A subpopulation of Periostin-expressing fibroblasts is required for cardiac muscle and neuronal maturation after birth

During the postnatal period in mammals, the cardiac muscle transitions from hyperplasic to hypertrophic growth, the extracellular matrix (ECM) undergoes remodeling, and the heart loses regenerative capacity. While ECM maturation and crosstalk between cardiac fibroblasts (CFs) and cardiomyocytes (CM) have been implicated in neonatal heart development, not much is known about specialized fibroblast heterogeneity and functions in the early postnatal period.

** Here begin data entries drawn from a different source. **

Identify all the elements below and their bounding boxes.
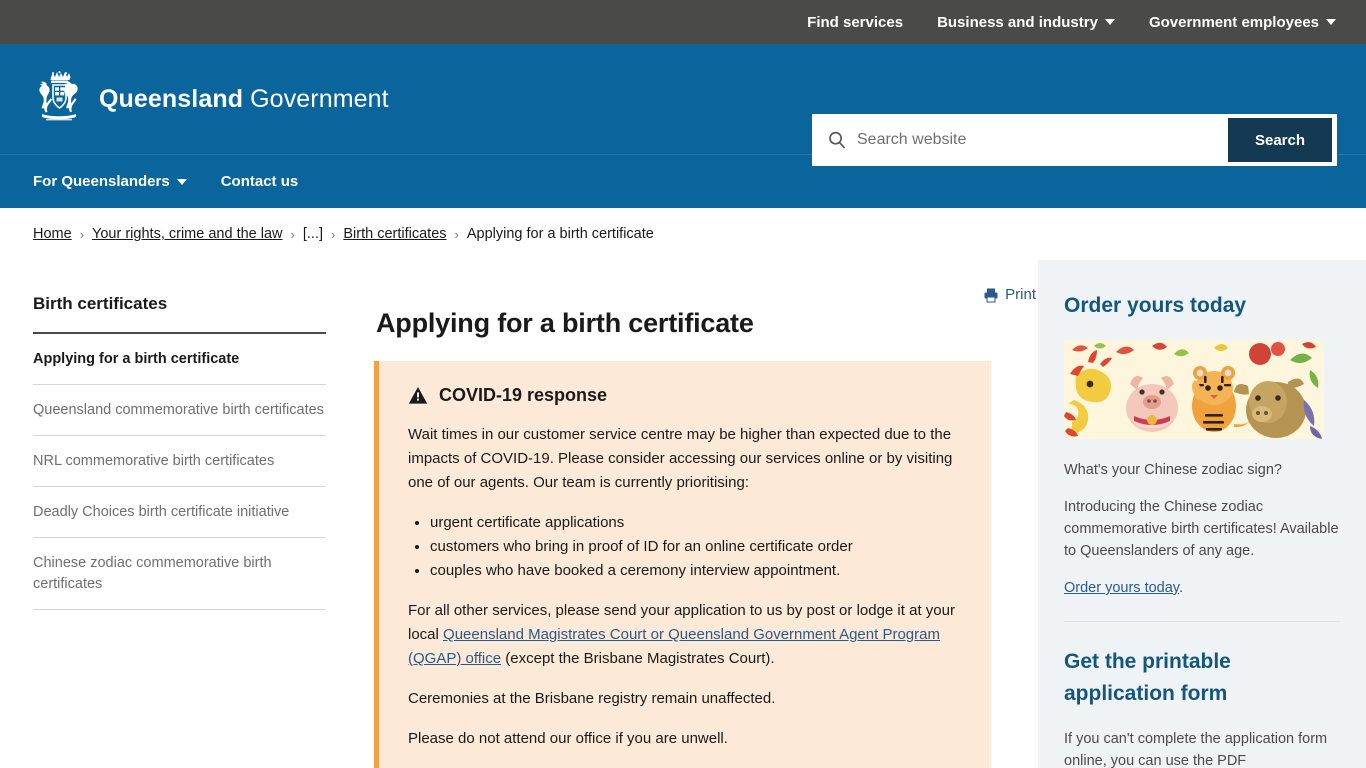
rail-card-1-text-2: Introducing the Chinese zodiac commemora…	[1064, 499, 1339, 559]
breadcrumb-separator: ›	[290, 226, 295, 242]
chevron-down-icon	[176, 178, 187, 185]
topnav-label: Find services	[807, 13, 904, 31]
print-label: Print	[1005, 286, 1036, 303]
rail-card-1-text-1: What's your Chinese zodiac sign?	[1064, 462, 1282, 478]
breadcrumb-item-birth-certificates[interactable]: Birth certificates	[343, 226, 446, 242]
sidebar-title: Birth certificates	[33, 294, 326, 334]
search-button[interactable]: Search	[1228, 118, 1332, 162]
subnav-item-for-queenslanders[interactable]: For Queenslanders	[33, 173, 187, 190]
sidebar-item-deadly-choices[interactable]: Deadly Choices birth certificate initiat…	[33, 487, 326, 538]
site-header: Queensland Government Search	[0, 44, 1366, 166]
site-brand-text: Queensland Government	[99, 85, 389, 114]
warning-triangle-icon	[408, 387, 428, 404]
search-bar: Search	[812, 114, 1337, 166]
brand-light: Government	[243, 84, 389, 113]
page-title: Applying for a birth certificate	[376, 308, 754, 338]
breadcrumb-separator: ›	[331, 226, 336, 242]
sidebar-item-chinese-zodiac[interactable]: Chinese zodiac commemorative birth certi…	[33, 538, 326, 610]
rail-card-2-text-1: If you can't complete the application fo…	[1064, 731, 1328, 768]
alert-p2-post: (except the Brisbane Magistrates Court).	[501, 650, 775, 667]
site-logo-link[interactable]: Queensland Government	[0, 71, 389, 127]
print-button[interactable]: Print	[983, 286, 1036, 303]
subnav-label: Contact us	[220, 173, 299, 190]
rail-card-2-heading: Get the printable application form	[1064, 650, 1231, 705]
breadcrumb-item-current: Applying for a birth certificate	[466, 226, 654, 242]
alert-paragraph-4: Please do not attend our office if you a…	[408, 730, 728, 747]
search-input[interactable]	[847, 116, 1228, 164]
section-navigation: Birth certificates Applying for a birth …	[0, 260, 374, 768]
topnav-item-government-employees[interactable]: Government employees	[1149, 14, 1336, 31]
sidebar-item-applying-for-a-birth-certificate[interactable]: Applying for a birth certificate	[33, 334, 326, 385]
alert-heading: COVID-19 response	[439, 385, 608, 405]
main-content: Print Applying for a birth certificate C…	[374, 260, 1038, 768]
topnav-label: Government employees	[1148, 13, 1319, 31]
subnav-item-contact-us[interactable]: Contact us	[221, 173, 299, 190]
chevron-down-icon	[1104, 19, 1115, 25]
list-item: customers who bring in proof of ID for a…	[430, 535, 965, 559]
printer-icon	[984, 288, 998, 302]
top-utility-bar: Find services Business and industry Gove…	[0, 0, 1366, 44]
rail-divider	[1064, 621, 1340, 622]
link-suffix: .	[1178, 580, 1184, 596]
chinese-zodiac-image	[1064, 340, 1324, 439]
alert-paragraph-1: Wait times in our customer service centr…	[408, 426, 953, 491]
topnav-item-business-and-industry[interactable]: Business and industry	[937, 14, 1115, 31]
search-icon	[829, 131, 846, 149]
queensland-coat-of-arms-icon	[39, 71, 78, 121]
right-sidebar: Order yours today What's your Chinese zo…	[1038, 260, 1366, 768]
breadcrumb-item-home[interactable]: Home	[33, 226, 72, 242]
rail-card-1-link-row: Order yours today.	[1064, 577, 1340, 599]
breadcrumb-item-ellipsis[interactable]: [...]	[303, 226, 323, 242]
breadcrumb-item-your-rights[interactable]: Your rights, crime and the law	[92, 226, 282, 242]
breadcrumb: Home › Your rights, crime and the law › …	[0, 208, 1366, 260]
sidebar-item-queensland-commemorative[interactable]: Queensland commemorative birth certifica…	[33, 385, 326, 436]
brand-bold: Queensland	[99, 84, 244, 113]
order-yours-today-link[interactable]: Order yours today	[1064, 580, 1179, 596]
alert-paragraph-2: For all other services, please send your…	[408, 599, 965, 671]
breadcrumb-separator: ›	[79, 226, 85, 242]
alert-priority-list: urgent certificate applications customer…	[430, 511, 965, 583]
breadcrumb-separator: ›	[454, 226, 459, 242]
list-item: couples who have booked a ceremony inter…	[430, 559, 965, 583]
rail-card-1-heading: Order yours today	[1064, 294, 1247, 317]
sidebar-item-nrl-commemorative[interactable]: NRL commemorative birth certificates	[33, 436, 326, 487]
topnav-label: Business and industry	[937, 13, 1098, 31]
topnav-item-find-services[interactable]: Find services	[807, 14, 903, 31]
subnav-label: For Queenslanders	[33, 173, 170, 190]
alert-paragraph-3: Ceremonies at the Brisbane registry rema…	[408, 690, 776, 707]
list-item: urgent certificate applications	[430, 511, 965, 535]
alert-heading-row: COVID-19 response	[408, 385, 965, 406]
covid-alert-box: COVID-19 response Wait times in our cust…	[374, 361, 991, 768]
page-body: Birth certificates Applying for a birth …	[0, 260, 1366, 768]
chevron-down-icon	[1326, 19, 1336, 25]
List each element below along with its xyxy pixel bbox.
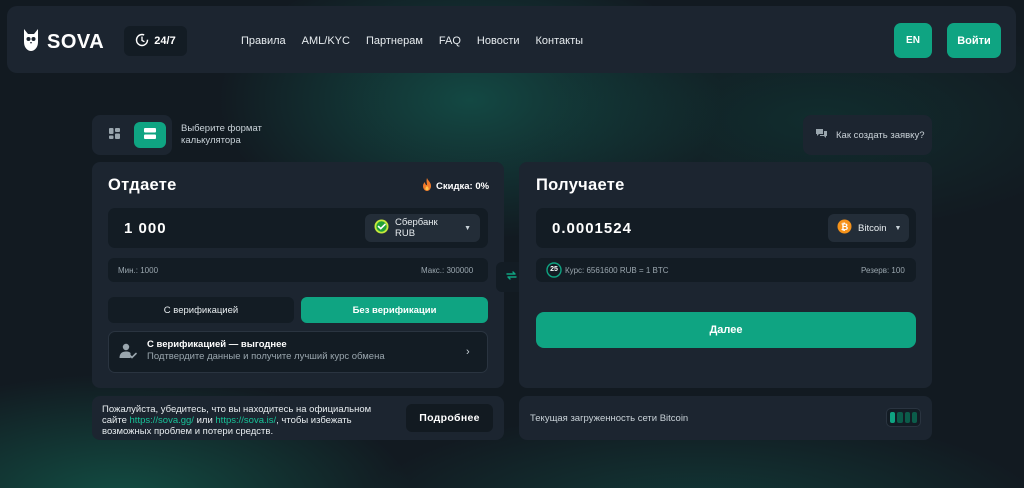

In order to better understand CF functions in heart maturation and postnatal cardiomyocyte cell cycle arrest, we have performed gene expression profiling and ablation of postnatal CF subpopulations. Fibroblast lineages expressing Tcf21 or Periostin were traced in transgenic GFP reporter mice and their biological functions and transitions during the postnatal period were examined in sorted cells using RNAseq. A subpopulation of highly proliferative Periostin (Postn)+ CFs was found from postnatal day (P)1 to P11 but was not detected at P30. This population was less abundant and transcriptionally different from Tcf21+ resident CFs, which persist in the mature heart. The Postn+ subpopulation preferentially expresses genes related to cell proliferation and neuronal development, while Tcf21+ CFs differentially express genes related to ECM maturation at P7 and immune crosstalk at P30. Ablation of the Postn+ CFs from P0 to P6 led to altered cardiac sympathetic nerve patterning and a reduction in CM binucleation, maturation, and hypertrophic growth. Thus, postnatal CFs are heterogeneous and include a transient proliferative Postn+ subpopulation required for cardiac nerve development and cardiomyocyte maturation soon after birth. Overall design: We have characterized expression and function of different subpopulations of cardiac fibroblasts during postnatal cardiac development. Use Tcf21MCM and PostnMCM with a tamoxifen-inducible R26eGFP reporter to trace different populations of fibroblast. These populations were GFP FACS sorted for RNA isolation and posterior RNAseq.

在哺乳动物出生后阶段，心肌会从增生性生长转向肥厚性生长，细胞外基质（extracellular matrix, ECM）发生重塑，同时心脏丧失再生能力。尽管细胞外基质成熟以及心脏成纤维细胞（cardiac fibroblasts, CFs）与心肌细胞（cardiomyocytes, CM）间的串扰已被证实与新生心脏发育相关，但人们对出生后早期阶段特化成纤维细胞的异质性及其功能仍知之甚少。 为深入阐明心脏成纤维细胞在心脏成熟以及出生后心肌细胞周期阻滞中的功能，本研究对出生后心脏成纤维细胞亚群开展了基因表达谱分析与消融实验。本研究在转染绿色荧光蛋白（green fluorescent protein, GFP）报告基因的小鼠中，示踪表达Tcf21或Periostin的成纤维细胞谱系，并通过RNA测序（RNA sequencing, RNAseq）对分选后的细胞进行出生后阶段的生物学功能及动态变化分析。研究发现，在出生后第1天（postnatal day, P）至第11天（P11）存在一群高增殖活性的Periostin阳性（Postn+）心脏成纤维细胞，但在出生后第30天（P30）未检测到该亚群。该亚群的丰度低于Tcf21阳性常驻心脏成纤维细胞，且转录组特征存在显著差异，后者可在成熟心脏中持续存在。Postn+亚群优先表达与细胞增殖及神经元发育相关的基因；而Tcf21+心脏成纤维细胞则在出生后第7天（P7）优先表达与细胞外基质成熟相关的基因，在出生后第30天（P30）则优先表达与免疫串扰相关的基因。在出生后第0天至第6天（P0至P6）消融Postn+心脏成纤维细胞，会导致心脏交感神经分布模式改变，并使心肌细胞双核化、成熟及肥厚性生长受到抑制。综上，出生后心脏成纤维细胞具有异质性，其中包含一群短暂存在的高增殖活性Postn+亚群，该亚群对出生后早期心脏神经发育及心肌细胞成熟至关重要。 实验整体设计：本研究对出生后心脏发育过程中不同心脏成纤维细胞亚群的表达特征与功能进行了系统解析。通过将Tcf21MCM、PostnMCM与他莫昔芬（tamoxifen）诱导型R26eGFP报告基因相结合，实现对不同成纤维细胞群体的示踪。随后通过绿色荧光蛋白荧光激活细胞分选术（fluorescence-activated cell sorting, FACS）分选目标群体以提取RNA，进而开展RNA测序（RNAseq）分析。